I used nltk, it has several different dictionaries you can access. Here's a snippet, note that this is for anonymization, so we prevent reverse lookups with, well, some salt :)
import nltk
from nltk.corpus import words
import random
nltk.download('words')
english_words = words.words()
salt = str(random.SystemRandom().random())
def anonymize(s):
random.seed(str(s) + salt)
return random.choice(english_words)
See the docs for details on the different dictionaries, or word "corpora" available: http://www.nltk.org/book/ch02.html
Assuming 64 bits:
Max Num Words | Required Corpus Size |
---|---|
3 | 2,642,246 |
4 | 65,536 |
5 | 7,132 |
6 | 1,626 |
As much as I want to reduce down to 3 words, I don't think 2.6M words is going to be nice to use. Maybe we shoot for a corpus with 65K words?
If you are willing/able to store state, you can always start with singular words and then just add words whenever you get a collision.
Actually, are you handling collisions or relying on a high hash entropy? I would imagine you need to handle them, in which case you're already halfway there :)
@alfredo-gimenez and I just had a hallway convo. Clarified the epoch + seq + generator ID scheme. Related question: since there are only 16k unique generator IDs, can only 16k instances of the ingest module be loaded at once?
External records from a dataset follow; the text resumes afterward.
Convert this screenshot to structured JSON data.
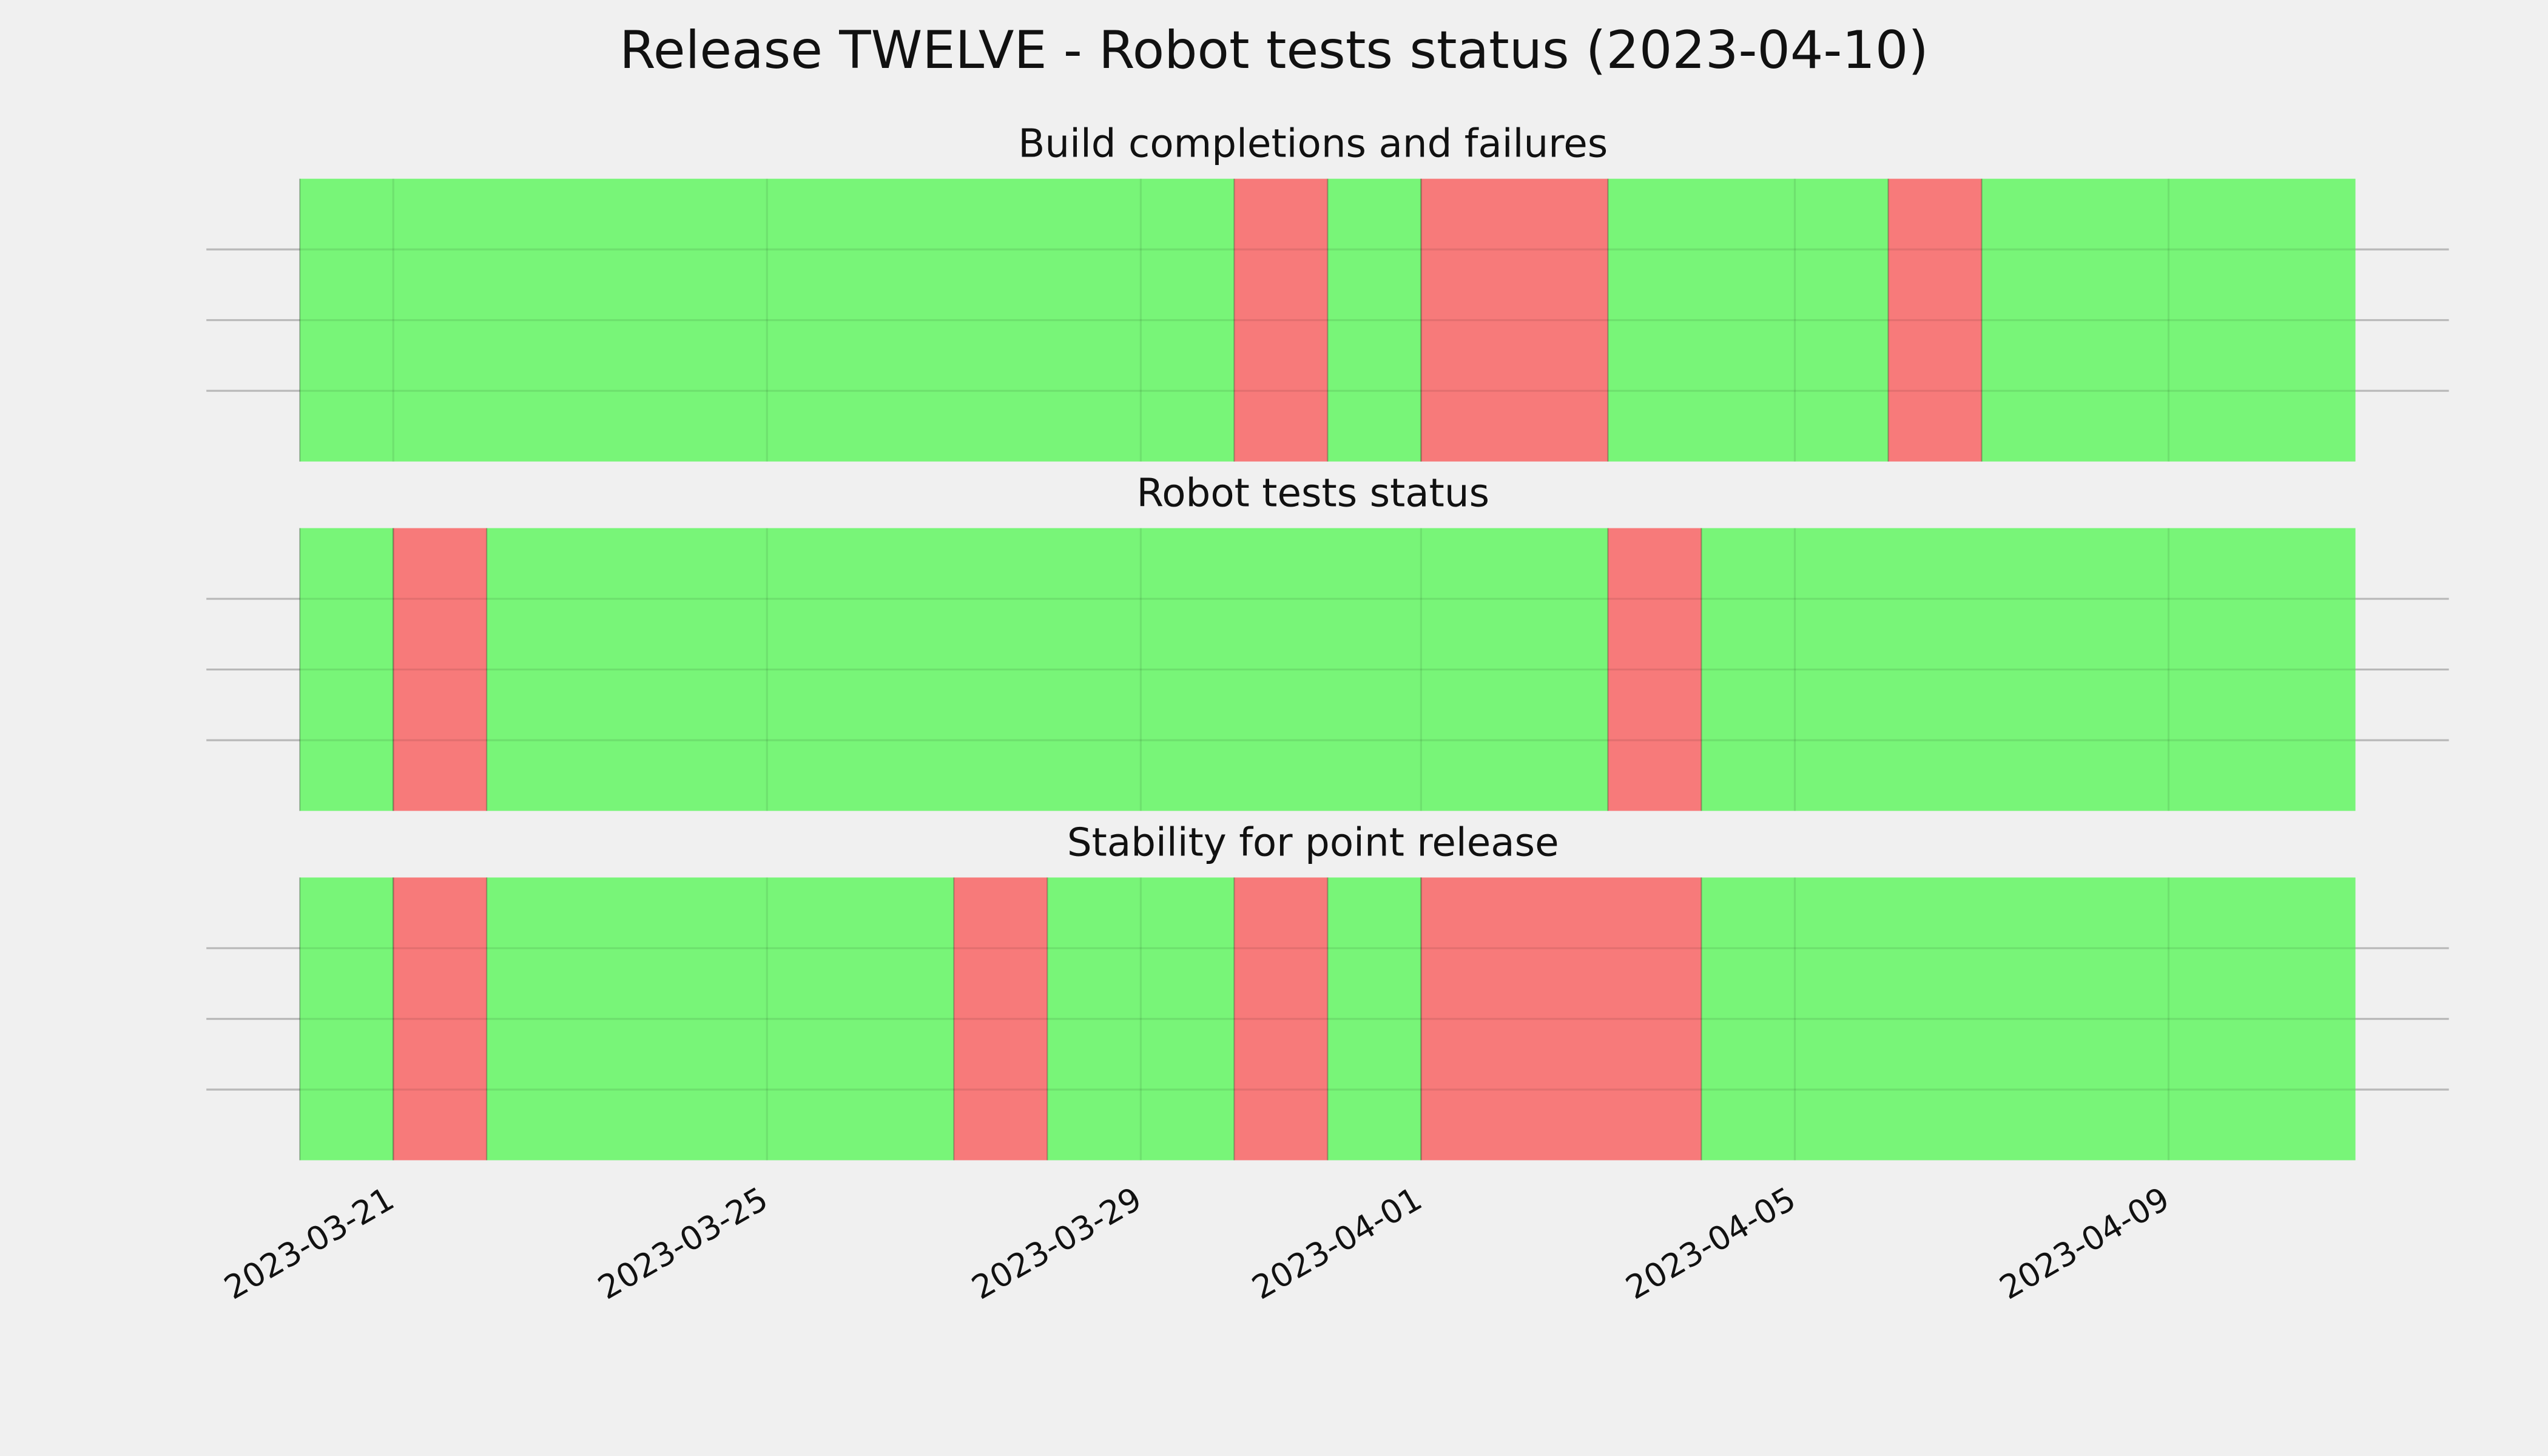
{
  "title": "Release TWELVE - Robot tests status (2023-04-10)",
  "chart_data": [
    {
      "type": "timeline",
      "title": "Build completions and failures",
      "xlim": [
        "2023-03-19",
        "2023-04-12"
      ],
      "ylim": [
        0,
        1
      ],
      "yticks": [
        0.25,
        0.5,
        0.75
      ],
      "xticks": [
        "2023-03-21",
        "2023-03-25",
        "2023-03-29",
        "2023-04-01",
        "2023-04-05",
        "2023-04-09"
      ],
      "grid": true,
      "segments": [
        {
          "start": "2023-03-20",
          "end": "2023-03-30",
          "color": "#74f574"
        },
        {
          "start": "2023-03-30",
          "end": "2023-03-31",
          "color": "#f77676"
        },
        {
          "start": "2023-03-31",
          "end": "2023-04-01",
          "color": "#74f574"
        },
        {
          "start": "2023-04-01",
          "end": "2023-04-03",
          "color": "#f77676"
        },
        {
          "start": "2023-04-03",
          "end": "2023-04-06",
          "color": "#74f574"
        },
        {
          "start": "2023-04-06",
          "end": "2023-04-07",
          "color": "#f77676"
        },
        {
          "start": "2023-04-07",
          "end": "2023-04-11",
          "color": "#74f574"
        }
      ]
    },
    {
      "type": "timeline",
      "title": "Robot tests status",
      "xlim": [
        "2023-03-19",
        "2023-04-12"
      ],
      "ylim": [
        0,
        1
      ],
      "yticks": [
        0.25,
        0.5,
        0.75
      ],
      "xticks": [
        "2023-03-21",
        "2023-03-25",
        "2023-03-29",
        "2023-04-01",
        "2023-04-05",
        "2023-04-09"
      ],
      "grid": true,
      "segments": [
        {
          "start": "2023-03-20",
          "end": "2023-03-21",
          "color": "#74f574"
        },
        {
          "start": "2023-03-21",
          "end": "2023-03-22",
          "color": "#f77676"
        },
        {
          "start": "2023-03-22",
          "end": "2023-04-03",
          "color": "#74f574"
        },
        {
          "start": "2023-04-03",
          "end": "2023-04-04",
          "color": "#f77676"
        },
        {
          "start": "2023-04-04",
          "end": "2023-04-11",
          "color": "#74f574"
        }
      ]
    },
    {
      "type": "timeline",
      "title": "Stability for point release",
      "xlim": [
        "2023-03-19",
        "2023-04-12"
      ],
      "ylim": [
        0,
        1
      ],
      "yticks": [
        0.25,
        0.5,
        0.75
      ],
      "xticks": [
        "2023-03-21",
        "2023-03-25",
        "2023-03-29",
        "2023-04-01",
        "2023-04-05",
        "2023-04-09"
      ],
      "grid": true,
      "segments": [
        {
          "start": "2023-03-20",
          "end": "2023-03-21",
          "color": "#74f574"
        },
        {
          "start": "2023-03-21",
          "end": "2023-03-22",
          "color": "#f77676"
        },
        {
          "start": "2023-03-22",
          "end": "2023-03-27",
          "color": "#74f574"
        },
        {
          "start": "2023-03-27",
          "end": "2023-03-28",
          "color": "#f77676"
        },
        {
          "start": "2023-03-28",
          "end": "2023-03-30",
          "color": "#74f574"
        },
        {
          "start": "2023-03-30",
          "end": "2023-03-31",
          "color": "#f77676"
        },
        {
          "start": "2023-03-31",
          "end": "2023-04-01",
          "color": "#74f574"
        },
        {
          "start": "2023-04-01",
          "end": "2023-04-04",
          "color": "#f77676"
        },
        {
          "start": "2023-04-04",
          "end": "2023-04-11",
          "color": "#74f574"
        }
      ]
    }
  ]
}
since there are only 16k unique generator IDs, can only 16k instances of the ingest module be loaded at once?
Yep, from header comment in job-ingest.c
* The job-ingest module can be loaded on rank 0, or on many ranks across
* the instance, rank < max FLUID id of 16384. Each rank is relatively
* independent and KVS commit scalability will ultimately limit the max
* ingest rate for an instance.
Thanks guys for all the great info.
The plan is to use the 64-bit ints internally and we were toying with presenting job id's to users in mnemonic form. Although mnemonicode is currently built into the FLUID generator that runs in the job-ingest module, maybe we could drop it and just do the translation to ints and back in the python front end commands with a larger corpus? Three words would be pretty nice!
The words in the mnemonic dictionary in mnemonicode are chosen to optimize for spoken transmission, which I think may be why the dictionary is small. We don't want to encode to something like accept-their-except-there
. This seems like a nice property -- though maybe not as important when users can open issues online instead of over the phone.
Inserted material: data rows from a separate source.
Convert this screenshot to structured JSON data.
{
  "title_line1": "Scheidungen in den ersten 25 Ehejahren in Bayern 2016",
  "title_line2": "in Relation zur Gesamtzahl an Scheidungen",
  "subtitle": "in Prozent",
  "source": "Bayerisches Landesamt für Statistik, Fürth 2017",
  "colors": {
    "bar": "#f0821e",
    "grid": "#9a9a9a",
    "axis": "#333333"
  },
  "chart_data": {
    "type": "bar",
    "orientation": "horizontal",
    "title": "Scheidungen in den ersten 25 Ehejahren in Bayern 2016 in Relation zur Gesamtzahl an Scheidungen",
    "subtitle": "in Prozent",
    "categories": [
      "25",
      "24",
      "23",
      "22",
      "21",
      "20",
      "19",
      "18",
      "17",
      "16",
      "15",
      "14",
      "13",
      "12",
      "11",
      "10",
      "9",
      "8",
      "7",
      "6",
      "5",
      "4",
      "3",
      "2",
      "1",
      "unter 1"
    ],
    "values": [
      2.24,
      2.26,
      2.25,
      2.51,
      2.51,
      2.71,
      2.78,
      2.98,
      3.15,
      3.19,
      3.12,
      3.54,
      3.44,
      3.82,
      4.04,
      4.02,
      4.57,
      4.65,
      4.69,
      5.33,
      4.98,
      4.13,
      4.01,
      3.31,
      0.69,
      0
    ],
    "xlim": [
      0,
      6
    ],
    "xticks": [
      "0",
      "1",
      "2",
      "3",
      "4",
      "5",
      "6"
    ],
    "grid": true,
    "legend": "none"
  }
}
We'd also want to ensure a shared dictionary wherever a mnemonic might be used (e.g. across instances). It might be better to build in the mnemonic for this reason, or have a standard dictionary.
Another point: It might be nice to have dictionaries for different languages if the mnemonics are actually widely used. Ethereum's BIP-39 implementation has a few languages represented in their standard dictionaries. The description of the wordlists is instructive I think.
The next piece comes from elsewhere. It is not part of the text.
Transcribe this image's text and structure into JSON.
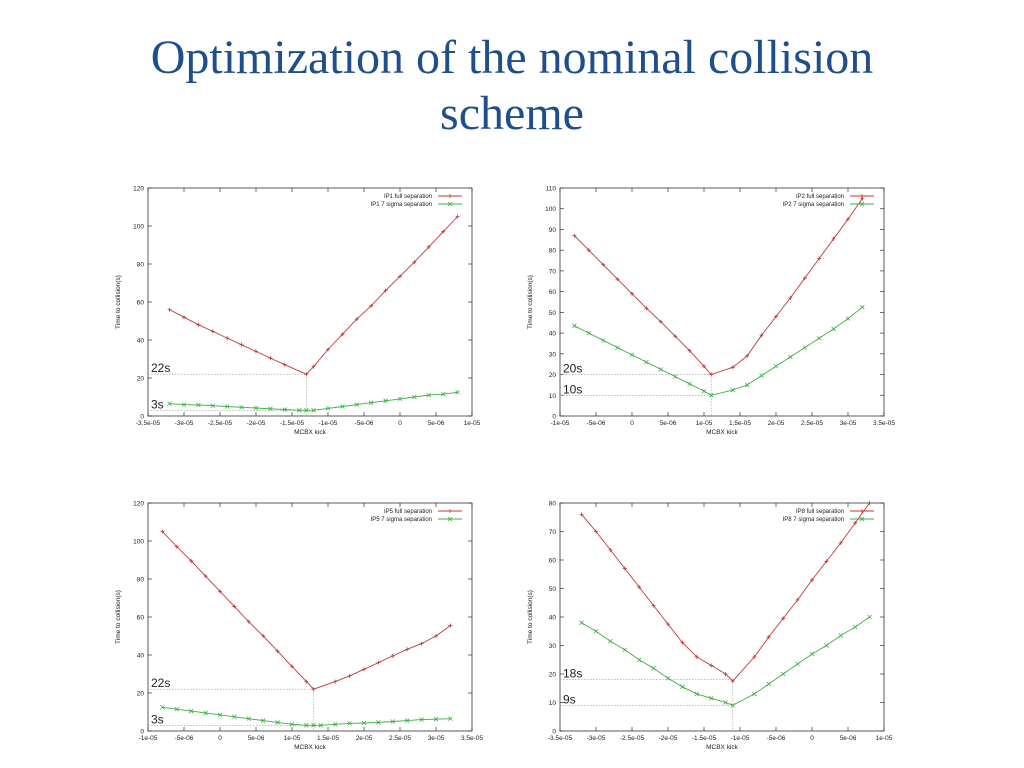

The words in the mnemonic dictionary in mnemonicode are chosen to optimize for spoken transmission, which I think may be why the dictionary is small.
Two other stated goals are to avoid hard-to-spell words and avoid "bad words". I looked into how docker names their containers, and they randomly choose an adjective and a famous scientist/mathematician's last name. I stopped pursing that idea as soon as I saw ardinghelli
, euler
, and cocks
(as in the mathematician that invented something equivalent to RSA).
I also looked into what3words
, but unfortunately they don't release their dictionaries (since that is a good portion of their IP).
The description of the wordlists is instructive I think.
From that wordlist's link, under the Spanish section:
Words can be uniquely determined typing the first 4 characters (sometimes less).
Got me thinking, 6 words wouldn't be that bad if we had tab-complete working on the dictionary of words (cross-ref #1647).
Meh, fun for later maybe. We're not really using this encoding for job IDs these days.
64-bit FLUID jobid's are a bit long when converted to mnemonic representation using mnemonicode which uses a 1633 word dictionary:
What are our options for increasing dictionary size to get a more compact representation?